Le jugement final du tribunal, rendu en mars, a déclaré qu’il n’y avait « aucune preuve » que ces abus en matière de transplantation avaient cessé, qualifiant cette pratique de « violation la plus grave possible des droits de l’homme d’une personne ».

Le 12 juin, la Belgique a également adopté une résolution condamnant la poursuite de la pratique du prélèvement forcé d’organes en Chine. Dans un projet de loi adopté en avril dernier, le pays a officiellement interdit à ses citoyens de se rendre à l’étranger pour des transplantations d’organes. Les contrevenants risquent jusqu’à 20 ans de prison et 1,2 million € d’amende.

Les pratiquants de Falun Gong brandissent des bannières jaunes lors d’un défilé à Hong Kong le 9 décembre 2018. (Li Yi/The Epoch Times)

Le centre d’information Falun Dafa a salué le geste du parlement autrichien, déclarant que la résolution intervient à « un moment important » à la lumière de la récente prise de pouvoir par la Chine en imposant une loi de sécurité nationale pour Hong Kong. La nouvelle loi prévoit la création d’une agence de sécurité de Pékin dans la ville.

Dans un communiqué de presse du 25 juin en allemand, le centre a exprimé son inquiétude pour les pratiquants de Falun Gong à Hong Kong, qui « pourraient bientôt être victimes de vols systématiques d’organes ».
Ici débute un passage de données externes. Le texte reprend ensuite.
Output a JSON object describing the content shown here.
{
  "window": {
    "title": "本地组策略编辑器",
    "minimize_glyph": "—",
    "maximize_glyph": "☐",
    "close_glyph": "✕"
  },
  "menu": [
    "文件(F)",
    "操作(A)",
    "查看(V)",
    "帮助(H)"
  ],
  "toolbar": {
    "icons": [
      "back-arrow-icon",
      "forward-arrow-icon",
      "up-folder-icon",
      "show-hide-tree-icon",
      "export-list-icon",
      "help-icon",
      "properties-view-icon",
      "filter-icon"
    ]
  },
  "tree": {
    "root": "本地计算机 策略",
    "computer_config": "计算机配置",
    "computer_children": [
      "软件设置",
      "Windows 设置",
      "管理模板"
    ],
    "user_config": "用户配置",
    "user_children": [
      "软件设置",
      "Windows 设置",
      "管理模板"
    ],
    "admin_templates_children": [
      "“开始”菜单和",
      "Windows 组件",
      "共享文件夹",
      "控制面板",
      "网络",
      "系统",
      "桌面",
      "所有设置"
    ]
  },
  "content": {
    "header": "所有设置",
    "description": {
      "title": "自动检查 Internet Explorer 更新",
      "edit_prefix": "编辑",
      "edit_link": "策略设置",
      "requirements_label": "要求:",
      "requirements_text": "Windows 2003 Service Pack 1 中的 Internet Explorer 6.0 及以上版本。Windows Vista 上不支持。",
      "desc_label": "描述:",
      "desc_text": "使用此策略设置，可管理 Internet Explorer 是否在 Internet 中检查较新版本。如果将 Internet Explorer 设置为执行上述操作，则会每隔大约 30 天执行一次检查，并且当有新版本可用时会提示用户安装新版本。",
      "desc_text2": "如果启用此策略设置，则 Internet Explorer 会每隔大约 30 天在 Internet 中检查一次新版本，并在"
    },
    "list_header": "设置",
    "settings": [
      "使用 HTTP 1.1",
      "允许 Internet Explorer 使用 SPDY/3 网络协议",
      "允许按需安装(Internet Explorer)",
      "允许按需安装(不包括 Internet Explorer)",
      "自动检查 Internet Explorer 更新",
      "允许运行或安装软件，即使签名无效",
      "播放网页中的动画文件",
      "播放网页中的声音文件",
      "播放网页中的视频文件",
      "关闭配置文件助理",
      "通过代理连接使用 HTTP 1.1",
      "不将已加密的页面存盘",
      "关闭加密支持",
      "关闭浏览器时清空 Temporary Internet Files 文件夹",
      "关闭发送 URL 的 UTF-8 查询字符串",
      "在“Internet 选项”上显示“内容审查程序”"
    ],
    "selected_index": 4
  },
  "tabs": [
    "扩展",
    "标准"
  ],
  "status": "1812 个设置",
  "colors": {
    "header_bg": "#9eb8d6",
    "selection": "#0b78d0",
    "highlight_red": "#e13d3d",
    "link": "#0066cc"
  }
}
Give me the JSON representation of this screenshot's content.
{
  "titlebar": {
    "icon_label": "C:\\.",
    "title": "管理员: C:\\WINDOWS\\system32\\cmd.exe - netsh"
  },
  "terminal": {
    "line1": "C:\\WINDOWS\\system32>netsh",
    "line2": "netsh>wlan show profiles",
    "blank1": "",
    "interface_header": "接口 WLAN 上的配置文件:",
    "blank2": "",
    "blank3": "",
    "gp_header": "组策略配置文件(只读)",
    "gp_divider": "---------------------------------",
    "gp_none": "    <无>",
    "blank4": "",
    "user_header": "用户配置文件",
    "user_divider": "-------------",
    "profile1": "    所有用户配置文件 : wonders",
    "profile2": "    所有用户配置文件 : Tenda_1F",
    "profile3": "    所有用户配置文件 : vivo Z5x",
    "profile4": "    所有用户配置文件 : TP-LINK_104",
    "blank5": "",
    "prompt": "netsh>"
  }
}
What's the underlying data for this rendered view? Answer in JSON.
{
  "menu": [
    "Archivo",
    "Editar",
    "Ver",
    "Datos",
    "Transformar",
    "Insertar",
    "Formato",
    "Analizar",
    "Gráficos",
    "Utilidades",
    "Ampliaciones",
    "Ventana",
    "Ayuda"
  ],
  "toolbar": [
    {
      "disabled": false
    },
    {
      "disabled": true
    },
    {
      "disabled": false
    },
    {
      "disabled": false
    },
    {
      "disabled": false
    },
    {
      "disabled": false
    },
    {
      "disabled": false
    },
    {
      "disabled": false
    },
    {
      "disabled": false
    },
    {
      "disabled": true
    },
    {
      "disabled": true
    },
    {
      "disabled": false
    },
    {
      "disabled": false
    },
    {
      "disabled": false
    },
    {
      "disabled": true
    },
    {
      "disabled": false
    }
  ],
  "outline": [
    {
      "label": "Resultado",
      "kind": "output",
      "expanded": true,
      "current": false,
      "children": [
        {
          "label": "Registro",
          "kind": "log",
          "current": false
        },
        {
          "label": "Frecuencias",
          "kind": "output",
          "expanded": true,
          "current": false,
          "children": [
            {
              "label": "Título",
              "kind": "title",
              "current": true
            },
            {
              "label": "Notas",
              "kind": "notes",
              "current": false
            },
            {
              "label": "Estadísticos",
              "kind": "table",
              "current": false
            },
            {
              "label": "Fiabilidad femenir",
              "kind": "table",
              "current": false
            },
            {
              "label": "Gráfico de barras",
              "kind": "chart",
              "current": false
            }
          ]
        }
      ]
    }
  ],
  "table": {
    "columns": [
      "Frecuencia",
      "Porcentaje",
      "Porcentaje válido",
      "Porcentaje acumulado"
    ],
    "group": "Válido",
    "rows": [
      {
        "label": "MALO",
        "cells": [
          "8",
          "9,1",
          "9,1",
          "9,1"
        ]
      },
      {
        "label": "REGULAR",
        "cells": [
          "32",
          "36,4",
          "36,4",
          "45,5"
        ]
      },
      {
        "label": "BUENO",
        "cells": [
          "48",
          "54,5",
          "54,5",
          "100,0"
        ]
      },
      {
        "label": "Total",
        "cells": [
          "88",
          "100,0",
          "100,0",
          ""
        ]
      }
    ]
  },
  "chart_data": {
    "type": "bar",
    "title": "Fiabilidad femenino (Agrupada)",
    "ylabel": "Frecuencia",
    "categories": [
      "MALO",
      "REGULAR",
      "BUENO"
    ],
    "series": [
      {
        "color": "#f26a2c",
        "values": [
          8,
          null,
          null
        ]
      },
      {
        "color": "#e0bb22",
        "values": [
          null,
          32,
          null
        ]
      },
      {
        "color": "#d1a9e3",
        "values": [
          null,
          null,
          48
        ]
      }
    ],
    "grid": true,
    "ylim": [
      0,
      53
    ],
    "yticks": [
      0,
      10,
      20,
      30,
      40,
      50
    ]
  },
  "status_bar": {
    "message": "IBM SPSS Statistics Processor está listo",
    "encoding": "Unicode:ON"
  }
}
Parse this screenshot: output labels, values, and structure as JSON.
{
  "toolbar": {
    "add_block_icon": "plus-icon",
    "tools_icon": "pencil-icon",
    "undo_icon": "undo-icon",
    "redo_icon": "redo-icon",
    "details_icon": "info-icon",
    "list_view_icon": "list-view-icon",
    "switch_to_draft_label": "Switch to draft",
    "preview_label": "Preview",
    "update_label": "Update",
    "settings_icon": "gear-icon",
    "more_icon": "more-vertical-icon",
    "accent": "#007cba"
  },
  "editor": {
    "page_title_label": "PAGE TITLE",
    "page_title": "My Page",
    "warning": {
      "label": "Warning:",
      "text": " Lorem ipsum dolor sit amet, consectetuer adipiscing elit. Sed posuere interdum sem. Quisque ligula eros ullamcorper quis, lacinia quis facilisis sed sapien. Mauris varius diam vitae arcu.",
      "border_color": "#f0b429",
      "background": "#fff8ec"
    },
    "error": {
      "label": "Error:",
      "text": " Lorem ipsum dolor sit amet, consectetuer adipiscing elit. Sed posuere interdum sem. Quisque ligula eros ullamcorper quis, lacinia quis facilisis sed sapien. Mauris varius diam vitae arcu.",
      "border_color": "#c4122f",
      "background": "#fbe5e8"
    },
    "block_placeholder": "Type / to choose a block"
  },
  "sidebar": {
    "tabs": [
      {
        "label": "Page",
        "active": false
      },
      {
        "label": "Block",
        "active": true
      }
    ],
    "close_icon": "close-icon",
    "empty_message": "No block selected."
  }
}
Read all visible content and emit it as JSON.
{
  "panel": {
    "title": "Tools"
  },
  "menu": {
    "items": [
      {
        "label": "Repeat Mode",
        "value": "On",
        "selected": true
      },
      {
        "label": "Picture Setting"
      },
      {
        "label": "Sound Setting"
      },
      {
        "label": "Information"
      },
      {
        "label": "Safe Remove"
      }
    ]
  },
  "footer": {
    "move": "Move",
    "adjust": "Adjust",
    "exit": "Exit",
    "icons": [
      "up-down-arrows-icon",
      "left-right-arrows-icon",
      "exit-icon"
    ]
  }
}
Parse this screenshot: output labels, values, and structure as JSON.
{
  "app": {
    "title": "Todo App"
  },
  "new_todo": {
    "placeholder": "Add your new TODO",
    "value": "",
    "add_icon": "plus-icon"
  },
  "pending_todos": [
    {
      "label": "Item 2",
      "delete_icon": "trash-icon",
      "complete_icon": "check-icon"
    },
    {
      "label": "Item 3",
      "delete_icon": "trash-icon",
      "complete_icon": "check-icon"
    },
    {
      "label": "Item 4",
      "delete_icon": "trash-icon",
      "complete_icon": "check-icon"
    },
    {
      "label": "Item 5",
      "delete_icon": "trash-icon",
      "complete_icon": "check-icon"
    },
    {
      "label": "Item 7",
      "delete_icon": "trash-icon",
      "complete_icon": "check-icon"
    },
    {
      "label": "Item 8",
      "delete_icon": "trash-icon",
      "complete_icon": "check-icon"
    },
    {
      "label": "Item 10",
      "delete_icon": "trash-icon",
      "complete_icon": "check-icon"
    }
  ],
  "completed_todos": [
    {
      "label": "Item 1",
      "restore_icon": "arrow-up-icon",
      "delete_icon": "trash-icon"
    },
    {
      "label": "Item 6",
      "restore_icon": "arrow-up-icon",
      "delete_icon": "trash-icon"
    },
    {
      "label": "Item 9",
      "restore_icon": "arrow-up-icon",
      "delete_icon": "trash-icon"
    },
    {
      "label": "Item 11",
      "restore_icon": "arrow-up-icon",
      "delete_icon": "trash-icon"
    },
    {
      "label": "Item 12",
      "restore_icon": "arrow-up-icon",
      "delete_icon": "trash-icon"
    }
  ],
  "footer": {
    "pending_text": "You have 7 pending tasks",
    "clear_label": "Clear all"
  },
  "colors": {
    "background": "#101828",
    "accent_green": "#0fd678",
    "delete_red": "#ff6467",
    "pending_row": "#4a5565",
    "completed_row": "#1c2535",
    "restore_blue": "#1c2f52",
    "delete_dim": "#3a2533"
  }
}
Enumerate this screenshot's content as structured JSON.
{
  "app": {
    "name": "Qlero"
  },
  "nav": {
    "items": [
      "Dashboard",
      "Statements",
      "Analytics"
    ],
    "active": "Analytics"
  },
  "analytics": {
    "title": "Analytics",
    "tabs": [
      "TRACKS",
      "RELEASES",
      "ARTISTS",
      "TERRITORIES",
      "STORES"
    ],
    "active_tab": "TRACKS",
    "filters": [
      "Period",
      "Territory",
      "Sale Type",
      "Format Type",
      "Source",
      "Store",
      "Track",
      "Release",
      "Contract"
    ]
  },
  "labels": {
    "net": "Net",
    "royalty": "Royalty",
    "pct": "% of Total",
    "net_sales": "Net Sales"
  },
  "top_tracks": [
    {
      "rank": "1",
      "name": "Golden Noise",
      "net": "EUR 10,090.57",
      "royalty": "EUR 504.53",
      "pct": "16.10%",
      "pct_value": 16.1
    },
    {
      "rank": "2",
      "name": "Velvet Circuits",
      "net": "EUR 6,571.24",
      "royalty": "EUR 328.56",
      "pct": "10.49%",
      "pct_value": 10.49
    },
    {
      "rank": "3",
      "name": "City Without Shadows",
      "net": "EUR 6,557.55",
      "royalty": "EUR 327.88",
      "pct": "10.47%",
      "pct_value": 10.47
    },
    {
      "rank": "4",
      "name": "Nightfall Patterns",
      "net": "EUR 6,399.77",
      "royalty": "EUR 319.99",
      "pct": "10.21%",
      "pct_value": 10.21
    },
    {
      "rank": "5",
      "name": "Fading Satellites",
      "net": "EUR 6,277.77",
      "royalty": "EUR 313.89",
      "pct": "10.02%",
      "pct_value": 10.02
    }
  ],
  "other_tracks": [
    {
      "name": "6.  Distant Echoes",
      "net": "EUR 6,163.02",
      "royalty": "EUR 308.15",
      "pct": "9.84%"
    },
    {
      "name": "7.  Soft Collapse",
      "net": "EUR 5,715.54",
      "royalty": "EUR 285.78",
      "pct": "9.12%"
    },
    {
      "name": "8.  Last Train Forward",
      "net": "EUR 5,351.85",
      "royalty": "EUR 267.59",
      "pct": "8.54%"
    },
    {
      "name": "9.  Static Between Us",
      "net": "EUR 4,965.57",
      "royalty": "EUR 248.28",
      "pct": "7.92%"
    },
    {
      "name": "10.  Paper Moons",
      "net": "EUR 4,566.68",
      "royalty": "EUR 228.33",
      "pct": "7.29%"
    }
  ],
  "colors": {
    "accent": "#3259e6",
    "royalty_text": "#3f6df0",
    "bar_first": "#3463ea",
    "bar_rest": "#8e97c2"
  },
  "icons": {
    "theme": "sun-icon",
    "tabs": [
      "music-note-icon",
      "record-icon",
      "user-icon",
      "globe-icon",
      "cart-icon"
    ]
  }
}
Ce problème inquiétant est une préoccupation internationale constante depuis 2006, lorsque des dénonciateurs ont pour la première fois attiré l’attention sur la question.

En août dernier, le Comité national républicain américain, composé de 168 membres, a adopté à l’unanimité une résolution dénonçant cette « vile pratique ». En mai, une réponse au « génocide des organes » a été l’une des 12 recommandations qu’un groupe de pression de Washington, le Committee on the Present Danger : China (le comité sur le danger actuel : la Chine), (CPDC), a présenté au président Donald Trump et au Congrès américain.

Les États-Unis, le Canada, la République tchèque et l’Italie font partie d’une liste croissante de pays qui ont initié ou adopté des mesures pour réduire les abus en matière de transplantation d’organes ces dernières années.